Gold Embrittlement in Connector Terminations: A Case of All That Glitters…
Since civilization began many thousands of years ago, gold has been an extraordinarily coveted material. Countless wars have been fought and crimes committed in order to get hold of it. In general, the view is that ‘you really can’t have enough gold.’
Even in the electronics arena, the value placed upon gold is very high. Here it is not because of its inherent beauty though, but is instead due to the favourable operational properties it possesses – including its strong durability, elevated levels of conductivity (both thermally and electrically speaking) and its ability to prevent oxidation from occurring. It is because of such attributes that gold finishing is often applied to good quality connector components. But in this context, as we will see, less is more.
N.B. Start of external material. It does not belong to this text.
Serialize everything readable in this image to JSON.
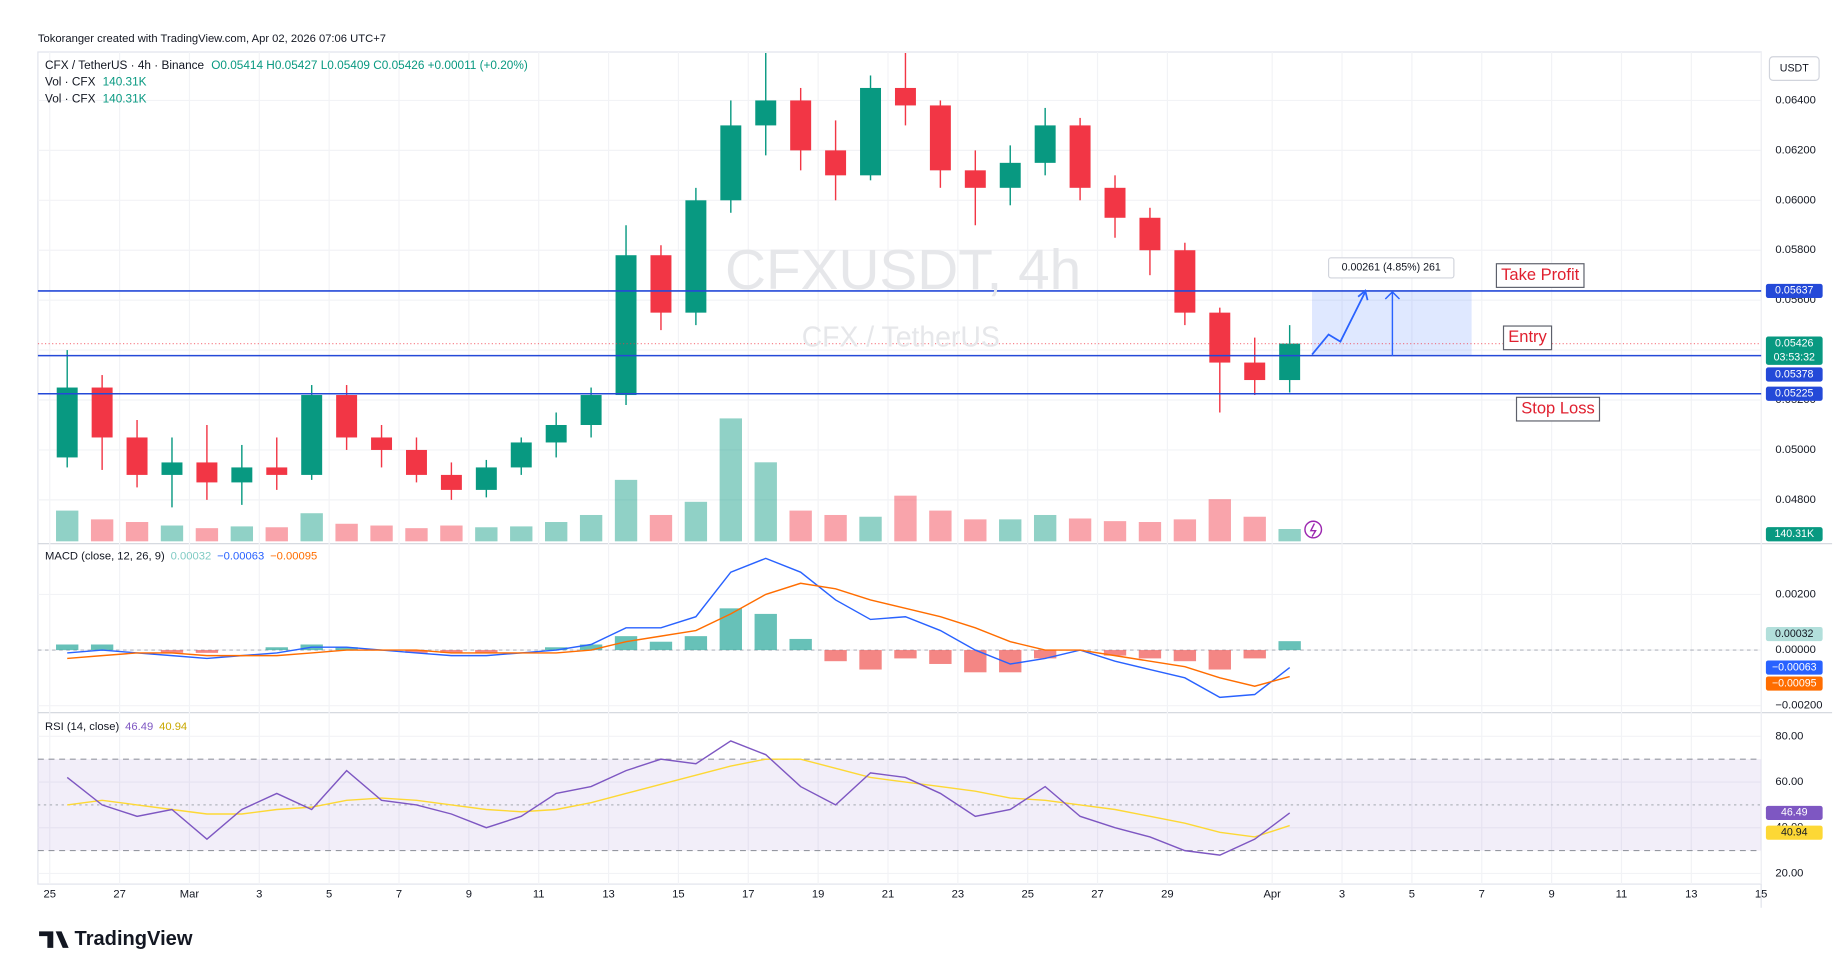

Gold now sees widespread use in high reliability (hi-rel) connectors, as it provides the ruggedness needed for their terminations. However, it should be noted that gold is by nature porous and this may, with time, have a detrimental impact on the overall condition of the PCB connection that is derived. This is due to the phenomenon known as gold embrittlement. What this means is that during the component’s operational lifespan certain problems can arise through gold-plated terminations, these issues stem from the soldering process. Tin-bearing solder alloys will readily dissolve gold and form brittle intermetallic gold-tin compounds. The result is that brittle intermetallic layers within the solder joints tend to fracture when subjected to thermal cycling or mechanical operation and the integrity of the solder joint becomes compromised when the concentration is too high (typically when it goes above 3%). Consequently, this presents serious reliability concerns for electronic engineers. The mechanical stability of components on the board may end up being brought into question, with the possibility of situations where detachment of components with gold-plated terminations might potentially occur.
Based on this, though the perception may be that thick gold finishes are a positive thing, they are likely to actually be more of a hindrance than a benefit to connection integrity in the long term. Excessive use of gold should therefore be avoided whenever possible, due to the prospect of it weakening the solder joints. Nevertheless, some connector manufacturers serving the high-rel market have a tendency to deposit relatively thick layers of gold onto their terminations.
In acknowledgement of the embrittlement issue, and to maintain ongoing reliability, Harwin’s popular 1.25mm pitch Gecko connectors have been constructed in such a way as to mitigate it. The gold plating on the terminations of these components has purposely been deposited in such a way that it will be at the optimal thickness to ensure continued robustness while not being prone to the onset of embrittlement. Through this, the Gecko product line is better able to keep its solder integrity than competing connector products on the market.